A Worn Path
"A Worn Path" by Eudora Welty, is the tale of the unstoppable love and care
of a grandmother for her grandchild. It tells a story of sheer determination
as Phoenix Jackson makes a long journey into town to get medicine for her
chronically ill grandson. She strives forward despite frequent obstacles in
her way that include her own failing health and the grandchild's slim chance
of survival. Phoenix Jackson is "an old Negro woman" who continues forward
over barriers that would not even be considered a hindrance for the young.
This is a journey which she has taken before, and now "the time come around"
she must travel it again. She begins her journey to town on "a bright frozen
day in the early morning" in December. Phoenix Jackson is "very old and
small ", and walks like the "pendulum in a grandfather clock" ever so
carefully with her "thin, small cane made from an umbrella."
        The description of Phoenix Jackson at the beginning of this story gives the
reader a glimpse of how difficult this trip is going to be for an elderly
woman such as her. The description "Her eyes were blue with age. Her skin
has a pattern all its own of numberless branching wrinkles" are indications
of Phoenix Jackson's old age. She supports herself with a cane, striving not
to fall with every step she takes. She wears a "dress reaching down to her
shoe tops" along with "an equally long apron of bleached sugar sacks, with a
full pocket." This just adds to her difficulties.
As she begins her journey, she talks to herself and warns "Out of my way,
all you foxes, owls, beetles, jack rabbits, coons and wild animals!...Keep
out from under these feet, little bob-whites", because as she says, "I got a
long way." She is determined to go down that path despite anything that
might come between her and getting the medicine for her grandson. This shows
that her body may be worn out, but the attitude that she takes and desire
that she has in order to get the medicine for her grandson are not. In
addition, her shoelaces "which dragged from her unlaced shoes" adds to the
chance of her falling on the path.
        First, she has to face an uphill climb. Then, she goes downhill but soon
finds herself tangled with a bush, and she does not want to rip her dress.

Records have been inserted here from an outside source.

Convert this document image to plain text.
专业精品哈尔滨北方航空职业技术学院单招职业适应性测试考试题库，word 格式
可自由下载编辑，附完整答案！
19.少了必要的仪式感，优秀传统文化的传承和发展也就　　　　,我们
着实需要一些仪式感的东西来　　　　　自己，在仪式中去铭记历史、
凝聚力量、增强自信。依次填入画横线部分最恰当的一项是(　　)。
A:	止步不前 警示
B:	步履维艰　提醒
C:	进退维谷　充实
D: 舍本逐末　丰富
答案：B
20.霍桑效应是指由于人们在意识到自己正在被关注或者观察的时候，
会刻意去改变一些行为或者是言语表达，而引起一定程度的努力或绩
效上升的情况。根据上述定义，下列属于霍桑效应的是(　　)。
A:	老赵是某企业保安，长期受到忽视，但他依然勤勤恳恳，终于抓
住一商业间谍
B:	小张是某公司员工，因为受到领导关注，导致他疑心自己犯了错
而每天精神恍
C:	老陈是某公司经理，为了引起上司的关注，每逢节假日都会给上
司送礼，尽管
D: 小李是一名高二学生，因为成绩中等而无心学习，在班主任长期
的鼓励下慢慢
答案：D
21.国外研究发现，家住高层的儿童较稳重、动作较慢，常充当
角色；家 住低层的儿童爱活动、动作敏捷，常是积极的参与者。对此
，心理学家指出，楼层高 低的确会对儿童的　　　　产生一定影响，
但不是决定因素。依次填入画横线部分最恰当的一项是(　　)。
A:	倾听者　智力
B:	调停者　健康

She talks to the bush stating "Thorns, you doing your appointed work. Never
want to let folks pass, no sir. Old eyes thought you was a pretty little
green bush" However, she manages to free herself from the thorn bush. In
addition, she faces a barbed-wire fence, which is not easy for anyone, but
she gets through, again telling herself that "she could not pay for having
her arm or her leg sawed off."  At one point, she is startled by a stray dog
and falls into a ditch.
Eventually, a hunter and his dog happen upon her and pull her out of the
ditch. He also tries to prevent her from finishing her journey. He tells her
that she is too old, and even tries to scare her with his gun. At that point
the man says, "you must be a hundred years old, and scared of nothing...you
take my advice and stay home, and nothing will happen to you." Not even
these words from the hunter could make Phoenix give up, always getting
herself out of a predicament, and having her grandson as a reason to keep
Walking across a log with her eyes closed is another daring thing she
attempts. After safely crossing she says "I wasn't as old as I thought." She
sits down to rest "when a little boy brought her a plate with a slice of
marble-cake on it." When old Phoenix reaches "to take it there was just her
own hand in the air," and nothing else around. Throughout the story, she
exhibits signs of senility and delusions including her meeting of a
scarecrow which she initially thinks is a man.
When Phoenix reaches her destination, the reason for her mission is given.
When she enters "the big building", evidently a medical facility, she
doesn't speak and appears disoriented. A nurse recognizes her and inquires
about her grandson who swallowed lye two to three years ago. She asks "He
isn't dead, is he?" Phoenix responds with, "No missy, he not dead, he just
the same." She tells the nurse "he not able to swallow. He not get his
breath. So the time come around, and I go on another trip for the soothing
Phoenix Jackson encounters many adversities along her journey, but somehow
manages to get through them. Her perseverance in the face of tremendous
obstacles is admirable considering her age and declining health. This story
reminds the reader over and over that she truly loves her grandson, and that
she is determined to overcome any obstacle to achieve her goal. The only
thing that keeps her from giving up is the love she has for him and the fact
that all they have in this world is each other.